Marie NEUSER : Je tue les enfants français dans les jardins.

Bonjour monsieur le professeur...

Marie NEUSER : Je tue les enfants français dans les jardins.

Souvenez-vous, à l'appel dans la cour, les élèves se rangeaient deux par deux et interdiction de parler dans les rangs. Pour s'exprimer en classe, il fallait d'abord lever le doigt. De nos jours la configuration a bien changé. Les collégiens se conduisent comme des électrons libres et l'enseignant a bien du mal à se faire entendre et imposer une certaine discipline.

Jeune professeur d'italien, Lisa peine à se faire respecter dans sa classe de troisième. Seule Samira lui offre des petites satisfactions, le plaisir de corriger ses copies, auxquelles elle met invariablement un 20/20, des notes méritées. Samira est arrivée en France elle avait quinze ans, aujourd'hui elle en a dix-huit et a assimilé la langue française en bûchant car elle n'en possédait aucune bribe lors de son entrée à l'école. Samira travaille, quand elle peut, car dans sa famille elle doit s'acquitter des tâches ménagères en esclave moderne.

Samira est la seule à ne pas participer au chahut général qui règne dans la classe, mise à l'index par les perturbateurs. Malik, Andrami, Marel, Noumein... Les trublions qui ne se contentent pas d'être les agitateurs patentés, mais se comportent en véritables provocateurs, et même en petits dictateurs en puissance. Par exemple Malik ou Andrami qui font la loi chez eux, n'ayant pas peur de tabasser leurs génitrices.
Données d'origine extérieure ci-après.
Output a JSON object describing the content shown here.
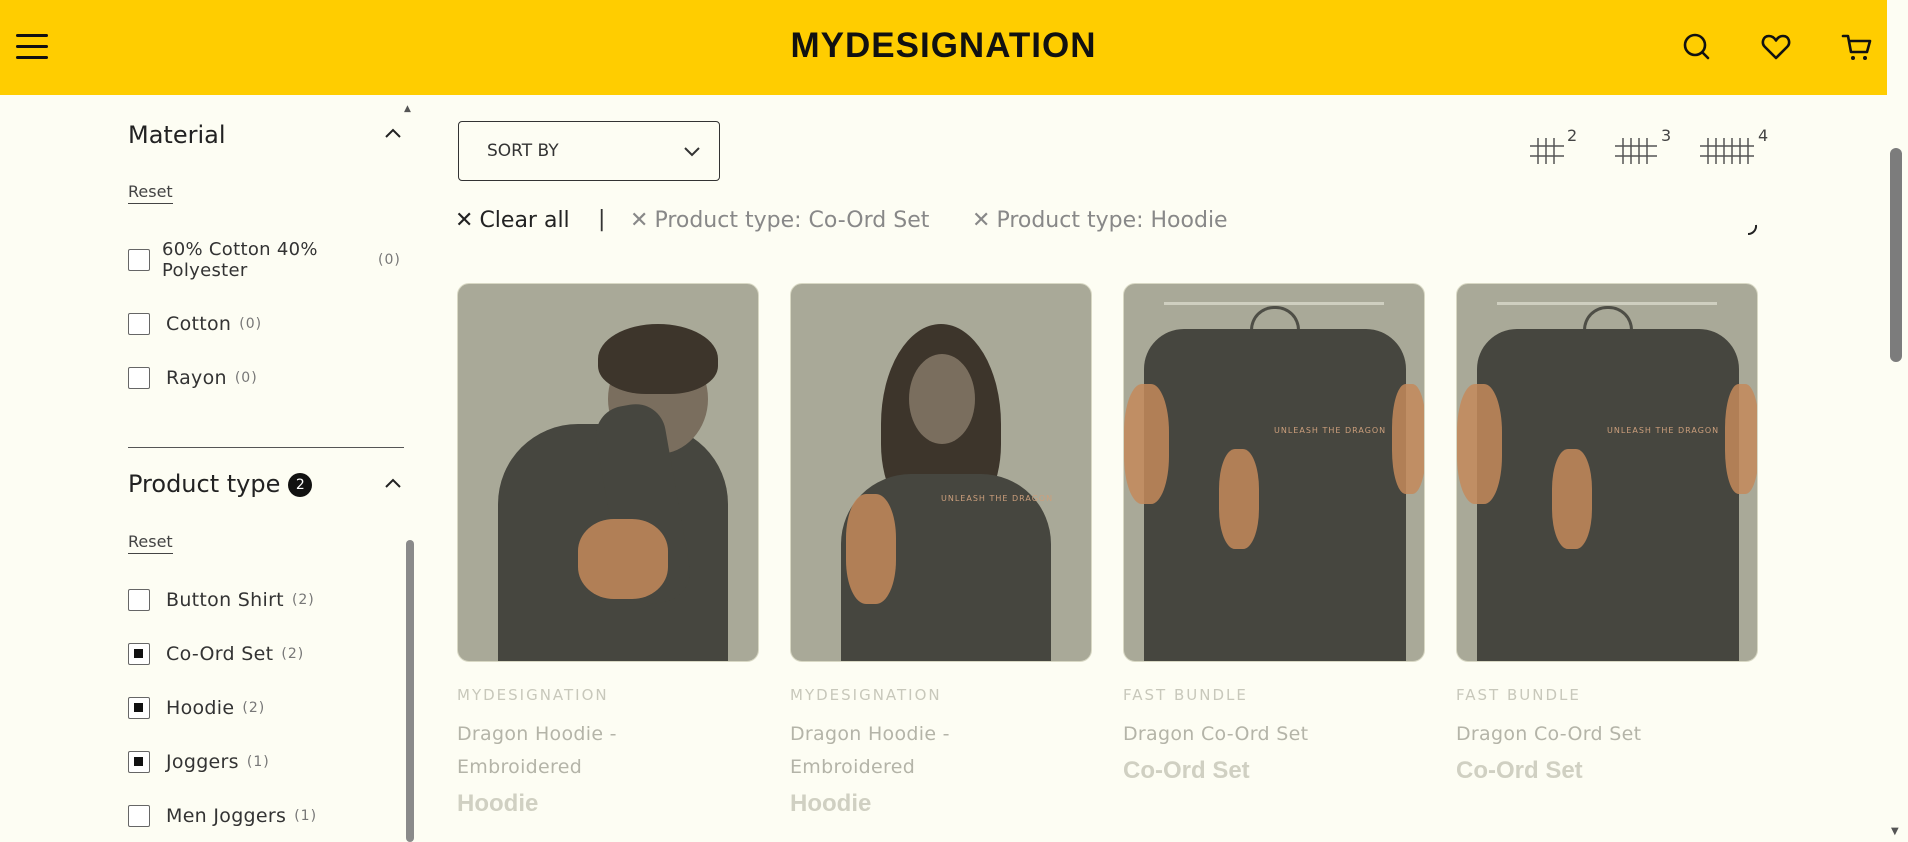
{
  "header": {
    "logo": "MYDESIGNATION",
    "icons": [
      "menu-icon",
      "search-icon",
      "heart-icon",
      "cart-icon"
    ]
  },
  "filters": {
    "material": {
      "title": "Material",
      "reset": "Reset",
      "options": [
        {
          "label": "60% Cotton 40% Polyester",
          "count": "(0)",
          "checked": false
        },
        {
          "label": "Cotton",
          "count": "(0)",
          "checked": false
        },
        {
          "label": "Rayon",
          "count": "(0)",
          "checked": false
        }
      ]
    },
    "product_type": {
      "title": "Product type",
      "badge": "2",
      "reset": "Reset",
      "options": [
        {
          "label": "Button Shirt",
          "count": "(2)",
          "checked": false
        },
        {
          "label": "Co-Ord Set",
          "count": "(2)",
          "checked": true
        },
        {
          "label": "Hoodie",
          "count": "(2)",
          "checked": true
        },
        {
          "label": "Joggers",
          "count": "(1)",
          "checked": true
        },
        {
          "label": "Men Joggers",
          "count": "(1)",
          "checked": false
        }
      ]
    }
  },
  "toolbar": {
    "sort_label": "SORT BY",
    "grid_options": [
      "2",
      "3",
      "4"
    ]
  },
  "active_filters": {
    "clear_all": "Clear all",
    "separator": "|",
    "chips": [
      "Product type: Co-Ord Set",
      "Product type: Hoodie"
    ]
  },
  "products": [
    {
      "vendor": "MYDESIGNATION",
      "title_line1": "Dragon Hoodie -",
      "title_line2": "Embroidered",
      "type": "Hoodie"
    },
    {
      "vendor": "MYDESIGNATION",
      "title_line1": "Dragon Hoodie -",
      "title_line2": "Embroidered",
      "type": "Hoodie"
    },
    {
      "vendor": "FAST BUNDLE",
      "title_line1": "Dragon Co-Ord Set",
      "title_line2": "",
      "type": "Co-Ord Set"
    },
    {
      "vendor": "FAST BUNDLE",
      "title_line1": "Dragon Co-Ord Set",
      "title_line2": "",
      "type": "Co-Ord Set"
    }
  ],
  "product_images": [
    {
      "print_text": ""
    },
    {
      "print_text": "UNLEASH THE DRAGON"
    },
    {
      "print_text": "UNLEASH THE DRAGON"
    },
    {
      "print_text": "UNLEASH THE DRAGON"
    }
  ],
  "colors": {
    "header_bg": "#ffcd00",
    "page_bg": "#fdfdf3"
  }
}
Aussi Lisa se rend à son établissement presque à reculons, angoissée par ce qui l'attend. Pierre, son mari est au calme dans la librairie où il travaille, et s'il sait les vexations, les affronts, les humiliations que Lisa subit, il n'y peut pas grand chose.

Ce matin là, lorsqu'elle arrive sur le perron du collège, le CPE attend Lisa de pied ferme. L'agent de service s'est plaint : quelqu'un a uriné dans la poubelle. Lisa n'entend pas se laisser faire et le CPE est obligé de tenter de découvrir le coupable lui-même. Tâche trop ardue et il consigne la classe. Le lendemain Lisa est la risée de Malik and Co via un dessin pornographique.

Ses collègues sont à même enseigne. Certaines ont beau afficher un tempérament de dresseurs de monstres, il ne s'agit que d'une façade d'orgueil. D'autres ont passé l'âge d'être importunées, pas comme Lisa. La rançon de la joliesse.

Mais les filles ne valent guère mieux que leurs condisciples masculins. Elles affichent avec fierté leur poitrine, se prennent pour des top-modèles et goutent déjà aux jeux des grandes personnes, sans culotte et sans honte, entre deux voitures avec des hommes qui pourraient être leurs pères. L'apprentissage de la vie non décrit dans les manuels scolaires. Et que ne ferait-on pas pour s'acheter des fringues de marque, des gamines devenues femmes-sandwich.

Racket, inceste, brutalités, sans oublier les suicides pour se soustraire à des mariages forcés. Elle est pas belle la vie ?

Ceci n'est qu'un roman, mais on ne peut s'empêcher de penser que tout n'est pas sorti de l'imagination de l'auteur et qu'elle a vu, connu, entendu la plupart des protagonistes, des incidents, des épisodes décrits dans ce livre. Des anecdotes qu'elle a grappillé ici et là, en leur donnant une forme romanesque. D'ailleurs, la traditionnelle petite mise en garde selon toute ressemblance avec des personnes ou faits réels seraient purement fortuite... n'apparait pas en prolégomènes.

Un roman dur, âpre, poignant et qui bouleverse. Le petit monde de l'éducation est malmené dans tous les sens mais ce n'est pas la première fois que ce sujet est traité. J'ai retrouvé cette ambiance sur le thème de la violence entre adolescents et professeurs, peut-être pas de façon aussi paroxystique, qui était déjà abordée et décrite dans Graine de violence (Blackboard Jungle) signé Evan Hunter, plus connu en France sous l'alias d'Ed McBain, un roman adapté au cinéma par Richard Brooks en 1955.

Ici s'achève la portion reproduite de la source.